Kediri Dalam Berita | 06/05/2021

Kediri, koranmemo.com – Menjelang hari raya idul fitri, beberapa pusat perbelanjaan di Kota Kediri terpantau ramai. Wali Kota Kediri mengancam akan menutup pusat perbelanjaan tersebut apabila jumlah pengunjung melebihi batas kuota pusat perbelanjaan.

Mengenai hal tersebut, Wali Kota Kediri Abdullah Abu Bakar mengungkapkan pihaknya telah memanggil para pemilik pusat perbelanjaan. Dia meminta agar pemilik pusat perbelanjaan mematuhi aturan yang telah mereka buat.

“Kita telah memanggil para pemilik pusat perbelanjaan tersebut untuk mematuhi peraturan yang telah kita sepakati bersama hanya 50 persen pengunjung,” ungkap Abu Bakar.

Wali Kota mengancam akan menutup pusat perbelanjaan tersebut apabila masih ditemukan pusat perbelanjaan yang melanggar aturan. Hal ini dilakukan untuk menekan penyebaran Covid-19 di Kota Kediri agar tidak bertambah.

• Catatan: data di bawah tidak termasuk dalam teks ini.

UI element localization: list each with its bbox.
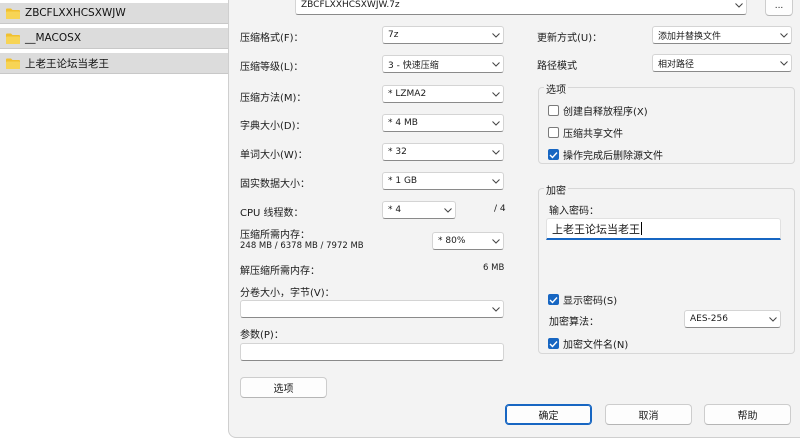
mem-value: * 80%	[438, 236, 466, 246]
checkbox-icon	[548, 127, 559, 138]
archive-path-value: ZBCFLXXHCSXWJW.7z	[301, 0, 400, 10]
chevron-down-icon	[489, 56, 503, 72]
chevron-down-icon	[489, 86, 503, 102]
mem-usage-select[interactable]: * 80%	[432, 232, 504, 250]
method-value: * LZMA2	[388, 89, 427, 99]
checkmark-icon	[548, 294, 559, 305]
cancel-button[interactable]: 取消	[605, 404, 692, 425]
options-button[interactable]: 选项	[240, 377, 327, 398]
browse-button[interactable]: ...	[765, 0, 793, 16]
show-password-label: 显示密码(S)	[563, 296, 618, 307]
enc-method-select[interactable]: AES-256	[684, 310, 781, 328]
delete-after-checkbox[interactable]: 操作完成后删除源文件	[548, 147, 663, 162]
update-value: 添加并替换文件	[658, 31, 722, 42]
folder-icon	[6, 8, 20, 19]
folder-row[interactable]: ZBCFLXXHCSXWJW	[0, 3, 232, 24]
show-password-checkbox[interactable]: 显示密码(S)	[548, 292, 617, 307]
update-label: 更新方式(U)：	[537, 33, 603, 44]
params-input[interactable]	[240, 343, 504, 361]
shared-label: 压缩共享文件	[563, 129, 623, 140]
params-label: 参数(P)：	[240, 330, 284, 341]
threads-total: / 4	[494, 204, 506, 214]
chevron-down-icon	[489, 233, 503, 249]
solid-label: 固实数据大小：	[240, 179, 310, 190]
checkmark-icon	[548, 149, 559, 160]
format-select[interactable]: 7z	[382, 26, 504, 44]
level-value: 3 - 快速压缩	[388, 60, 439, 71]
level-select[interactable]: 3 - 快速压缩	[382, 55, 504, 73]
cancel-label: 取消	[638, 411, 659, 422]
split-size-combo[interactable]	[240, 300, 504, 318]
word-select[interactable]: * 32	[382, 143, 504, 161]
level-label: 压缩等级(L)：	[240, 62, 304, 73]
sfx-checkbox[interactable]: 创建自释放程序(X)	[548, 103, 648, 118]
update-mode-select[interactable]: 添加并替换文件	[652, 26, 792, 44]
chevron-down-icon	[441, 202, 455, 218]
chevron-down-icon	[489, 27, 503, 43]
folder-row[interactable]: 上老王论坛当老王	[0, 53, 232, 74]
mem-label: 压缩所需内存：	[240, 230, 310, 241]
chevron-down-icon	[489, 144, 503, 160]
password-input[interactable]: 上老王论坛当老王	[546, 218, 781, 240]
password-value: 上老王论坛当老王	[552, 222, 640, 236]
folder-icon	[6, 58, 20, 69]
chevron-down-icon	[766, 311, 780, 327]
folder-name: 上老王论坛当老王	[25, 57, 109, 70]
encrypt-names-checkbox[interactable]: 加密文件名(N)	[548, 336, 628, 351]
help-button[interactable]: 帮助	[704, 404, 791, 425]
options-button-label: 选项	[273, 384, 294, 395]
path-mode-select[interactable]: 相对路径	[652, 54, 792, 72]
encrypt-names-label: 加密文件名(N)	[563, 340, 629, 351]
shared-files-checkbox[interactable]: 压缩共享文件	[548, 125, 623, 140]
checkmark-icon	[548, 338, 559, 349]
archive-path-combo[interactable]: ZBCFLXXHCSXWJW.7z	[295, 0, 747, 15]
threads-select[interactable]: * 4	[382, 201, 456, 219]
folder-row[interactable]: __MACOSX	[0, 28, 232, 49]
folder-icon	[6, 33, 20, 44]
solid-select[interactable]: * 1 GB	[382, 172, 504, 190]
decomp-label: 解压缩所需内存：	[240, 266, 320, 277]
method-select[interactable]: * LZMA2	[382, 85, 504, 103]
checkbox-icon	[548, 105, 559, 116]
sfx-label: 创建自释放程序(X)	[563, 107, 648, 118]
browse-label: ...	[774, 1, 784, 11]
password-label: 输入密码：	[549, 206, 599, 217]
format-label: 压缩格式(F)：	[240, 33, 304, 44]
ok-label: 确定	[538, 411, 559, 422]
split-label: 分卷大小，字节(V)：	[240, 288, 335, 299]
chevron-down-icon	[489, 173, 503, 189]
ok-button[interactable]: 确定	[505, 404, 592, 425]
folder-name: __MACOSX	[25, 32, 82, 44]
chevron-down-icon	[489, 301, 503, 317]
dict-value: * 4 MB	[388, 118, 418, 128]
delete-label: 操作完成后删除源文件	[563, 151, 663, 162]
method-label: 压缩方法(M)：	[240, 93, 307, 104]
add-to-archive-dialog: ZBCFLXXHCSXWJW.7z ... 压缩格式(F)： 7z 压缩等级(L…	[228, 0, 800, 438]
chevron-down-icon	[777, 27, 791, 43]
dict-select[interactable]: * 4 MB	[382, 114, 504, 132]
pathmode-value: 相对路径	[658, 59, 695, 70]
decomp-value: 6 MB	[483, 263, 505, 273]
folder-name: ZBCFLXXHCSXWJW	[25, 7, 126, 19]
chevron-down-icon	[777, 55, 791, 71]
chevron-down-icon	[732, 0, 746, 13]
threads-label: CPU 线程数：	[240, 208, 304, 219]
encryption-group-title: 加密	[544, 182, 568, 197]
options-group-title: 选项	[544, 81, 568, 96]
solid-value: * 1 GB	[388, 176, 418, 186]
format-value: 7z	[388, 30, 399, 40]
dict-label: 字典大小(D)：	[240, 121, 306, 132]
file-explorer: ZBCFLXXHCSXWJW __MACOSX 上老王论坛当老王	[0, 0, 232, 438]
pathmode-label: 路径模式	[537, 61, 577, 72]
enc-method-label: 加密算法：	[549, 317, 599, 328]
text-caret	[641, 222, 642, 235]
mem-detail: 248 MB / 6378 MB / 7972 MB	[240, 241, 364, 251]
enc-method-value: AES-256	[690, 314, 728, 324]
word-label: 单词大小(W)：	[240, 150, 308, 161]
help-label: 帮助	[737, 411, 758, 422]
threads-value: * 4	[388, 205, 402, 215]
word-value: * 32	[388, 147, 407, 157]
chevron-down-icon	[489, 115, 503, 131]
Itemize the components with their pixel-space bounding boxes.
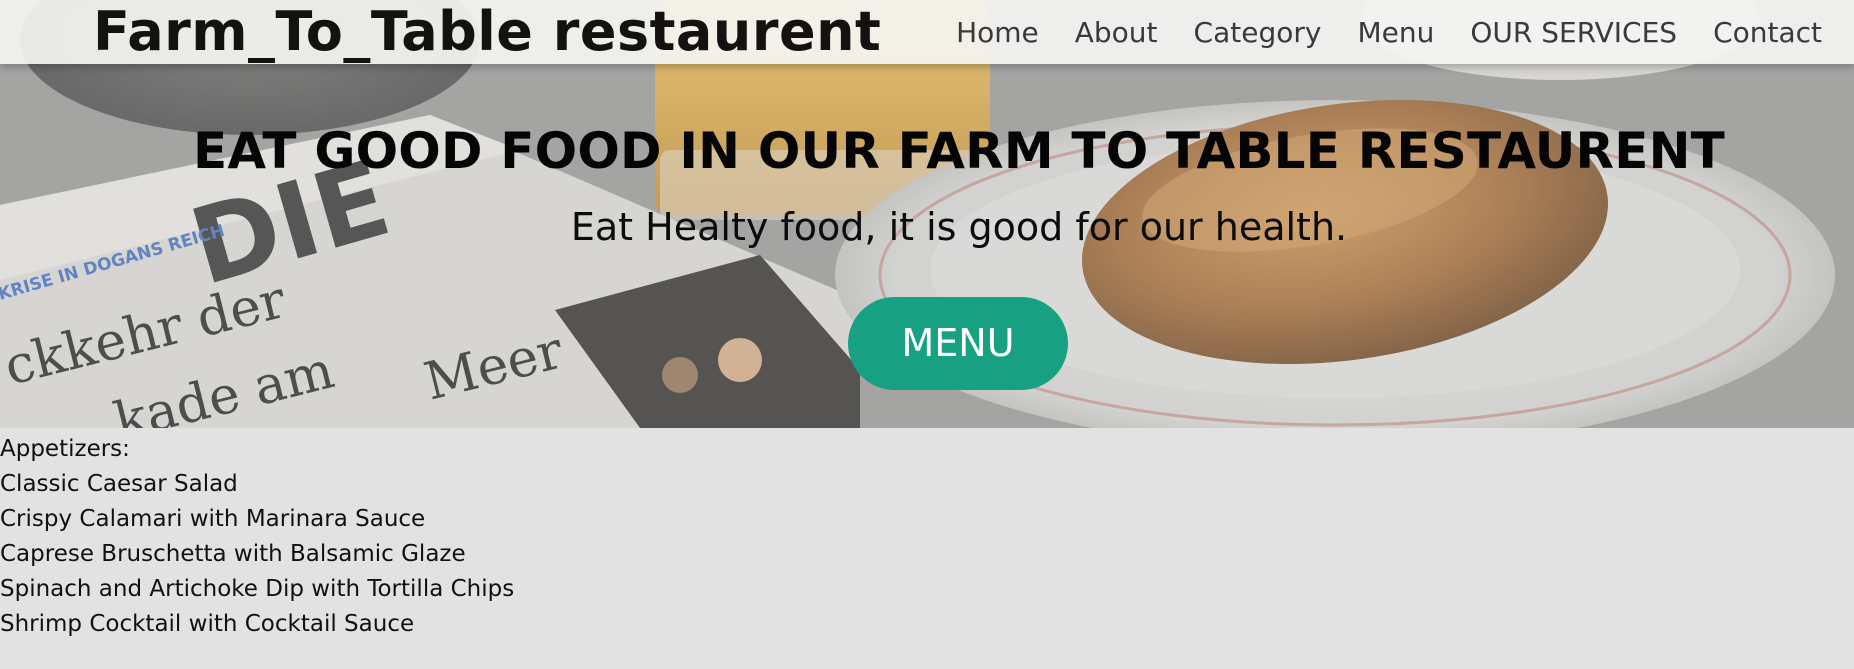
list-item: Crispy Calamari with Marinara Sauce xyxy=(0,506,426,532)
menu-button[interactable]: MENU xyxy=(848,297,1068,390)
appetizers-list: Classic Caesar Salad Crispy Calamari wit… xyxy=(0,467,514,642)
list-item: Classic Caesar Salad xyxy=(0,471,238,497)
nav-link-category[interactable]: Category xyxy=(1194,16,1322,49)
list-item: Shrimp Cocktail with Cocktail Sauce xyxy=(0,611,415,637)
appetizers-section: Appetizers: Classic Caesar Salad Crispy … xyxy=(0,432,514,642)
hero-section: DIE KRISE IN DOGANS REICH ckkehr der kad… xyxy=(0,0,1854,428)
brand-logo[interactable]: Farm_To_Table restaurent xyxy=(93,2,881,62)
hero-subtitle: Eat Healty food, it is good for our heal… xyxy=(570,205,1348,249)
list-item: Spinach and Artichoke Dip with Tortilla … xyxy=(0,576,515,602)
nav-link-our-services[interactable]: OUR SERVICES xyxy=(1470,16,1677,49)
nav-link-menu[interactable]: Menu xyxy=(1357,16,1434,49)
nav-link-home[interactable]: Home xyxy=(956,16,1039,49)
nav-link-about[interactable]: About xyxy=(1075,16,1158,49)
hero-title: EAT GOOD FOOD IN OUR FARM TO TABLE RESTA… xyxy=(193,122,1725,180)
nav-link-contact[interactable]: Contact xyxy=(1713,16,1822,49)
list-item: Caprese Bruschetta with Balsamic Glaze xyxy=(0,541,466,567)
nav-links: Home About Category Menu OUR SERVICES Co… xyxy=(956,0,1822,64)
appetizers-heading: Appetizers: xyxy=(0,436,130,462)
navbar: Farm_To_Table restaurent Home About Cate… xyxy=(0,0,1854,64)
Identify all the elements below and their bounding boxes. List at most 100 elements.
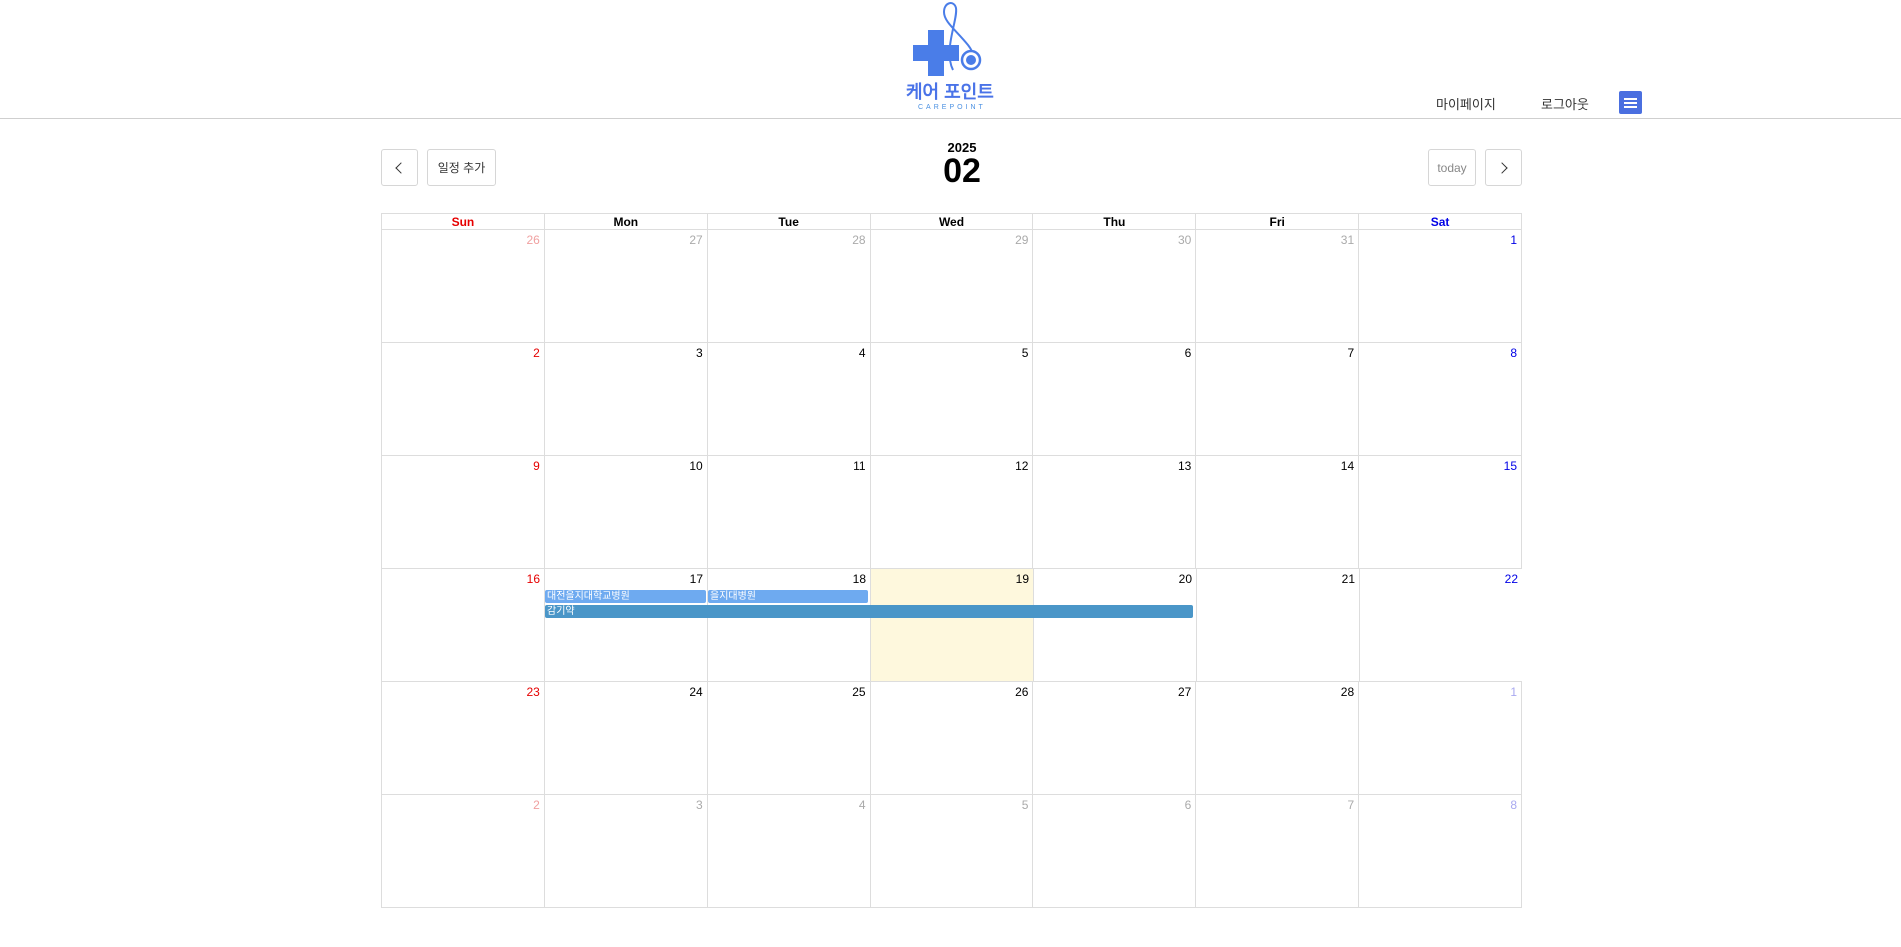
calendar-event[interactable]: 감기약 — [545, 605, 1193, 618]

Abu mengakui jika menjelang perayaan Idul Fitri seperti saat ini, banyak warga yang keluar untuk berbelanja. Pemerintah pun telah menegaskan kepada pemilik pusat perbelanjaan hanya memperbolehkan jumlah pengunjung sebesar 50 persen.

Selain itu Abu juga menghimbau masyarakat agar menahan diri agar tidak berkerumun untuk berbelanja. Selain itu juga menghimbau anak muda untuk tidak nongkrong melebihi jam malam yang telah ditentukan.

“Saya dan Kapolres Kediri Kota Kediri patroli masih menemukan pelanggaran-pelanggaran yang dilakukan. Masih banyak yang nongkrong hingga malam,” ungkap Abu.